When PR and Ad Terrorism Crossed A Line

What happened this past week to one businessperson and community leader should never happen anywhere. Media executives and communications professionals should pay attention and agree that it crossed a line.

We know that media, both traditional and social, can be powerful tools for expressing and shaping opinion. But when tactics cross over into acts of terrorism, media can be a dangerous place.

Mark Davidoff felt like he and his family were in physical danger this week because of a disgusting advertising and PR campaign.

Mark is a role model in the Detroit business community. In addition to his “day job” as regional leader of a global accounting and consulting firm, Mark says “yes” to more business and community organizations than anyone and serves deeply and consistently in volunteer roles. There are days when I look at my calendar and wonder how I’m going to get through all of the commitments on it and remember that Mark’s is even more crowded and he gets it done, professionally and with high-impact, making it all look easy.

One of his many roles this year is the volunteer chairman of the Michigan Chamber of Commerce, where he chairs a board of 84 businesspeople. This is not a traditional chamber of commerce, it’s more of a lobbying and campaign funding organization. But, as with any board, the chair is a volunteer leader and must act in what he or she feels is the best interest of the mission of the organization. The chair’s company’s responsibility is to provide the chair with the time required to do the volunteer work, not necessarily to embrace every action of the organization.

In the past week, Mark and his employer have been the targets of a vicious, personal and threatening campaign by an out-of-state special interest group that disagrees with the Chamber on an upcoming ballot proposal and a surrounding legal challenge. In full-page newspaper ads, Mark, along with some others,  was targeted personally and inaccurately. In online news ads, the headline read “Don’t Be Like Mark,” with his photo. Protesters picketed his company’s local offices. Online commenters provided specific threats on what they would do to Mark’s home and family. Media were used in an act of terrorism.
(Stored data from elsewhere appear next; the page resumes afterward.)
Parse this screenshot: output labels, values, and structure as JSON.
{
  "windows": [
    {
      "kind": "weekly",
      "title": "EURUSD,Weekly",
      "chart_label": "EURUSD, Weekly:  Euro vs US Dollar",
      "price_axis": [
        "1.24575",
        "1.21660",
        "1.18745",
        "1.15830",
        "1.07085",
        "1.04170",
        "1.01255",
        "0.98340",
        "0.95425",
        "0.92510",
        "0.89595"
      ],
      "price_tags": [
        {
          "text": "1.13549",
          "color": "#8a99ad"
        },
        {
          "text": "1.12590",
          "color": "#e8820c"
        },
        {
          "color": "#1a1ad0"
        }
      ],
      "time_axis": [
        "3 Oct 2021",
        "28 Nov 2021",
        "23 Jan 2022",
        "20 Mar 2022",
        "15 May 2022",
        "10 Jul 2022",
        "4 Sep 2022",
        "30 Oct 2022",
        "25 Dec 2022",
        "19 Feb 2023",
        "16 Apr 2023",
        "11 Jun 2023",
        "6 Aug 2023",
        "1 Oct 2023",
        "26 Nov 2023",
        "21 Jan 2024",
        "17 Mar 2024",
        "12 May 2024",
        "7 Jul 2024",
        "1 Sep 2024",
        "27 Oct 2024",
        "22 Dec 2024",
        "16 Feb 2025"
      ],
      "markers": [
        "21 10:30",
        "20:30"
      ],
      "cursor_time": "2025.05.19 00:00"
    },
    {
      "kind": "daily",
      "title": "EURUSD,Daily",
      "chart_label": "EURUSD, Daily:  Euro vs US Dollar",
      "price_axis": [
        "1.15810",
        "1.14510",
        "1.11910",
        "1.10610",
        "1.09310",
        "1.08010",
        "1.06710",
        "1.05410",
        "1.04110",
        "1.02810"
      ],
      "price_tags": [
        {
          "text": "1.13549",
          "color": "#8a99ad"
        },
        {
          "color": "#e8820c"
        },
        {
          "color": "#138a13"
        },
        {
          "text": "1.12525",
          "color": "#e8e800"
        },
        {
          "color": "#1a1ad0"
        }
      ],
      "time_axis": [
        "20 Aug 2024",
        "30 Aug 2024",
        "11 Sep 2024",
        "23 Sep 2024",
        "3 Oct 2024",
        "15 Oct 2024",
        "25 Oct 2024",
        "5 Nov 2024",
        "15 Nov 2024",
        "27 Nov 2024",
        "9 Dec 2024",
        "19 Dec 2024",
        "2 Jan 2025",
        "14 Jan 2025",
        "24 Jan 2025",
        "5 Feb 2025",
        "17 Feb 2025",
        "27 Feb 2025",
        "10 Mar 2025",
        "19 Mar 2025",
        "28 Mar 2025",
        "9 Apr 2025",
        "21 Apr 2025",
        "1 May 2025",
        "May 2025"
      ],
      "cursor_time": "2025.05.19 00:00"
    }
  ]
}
News outlets, even a couple that accepted the ads have lined up to expose and condemn these actions, through an editorial in Crain’s Detroit Business and columnists such as the Detroit News‘ conservative editorial page editor Nolan Finley and the Detroit Free Press’ liberal Rochelle Riley.

But we all know some consultant or firm made a bunch of money organizing and designing this campaign. Political media spin sleaze is one thing. Political media terrorism is another.

Awful actions like this is part of why the outside PR counsel is too often not trusted inside corporate boardrooms. We all get branded in this category.

Agencies, no matter the financial windfall potential, should refuse these assignments. News organizations should too.

Let’s also hope volunteer leadership, so needed in our cities, won’t refuse their chances to serve because of what happened this week.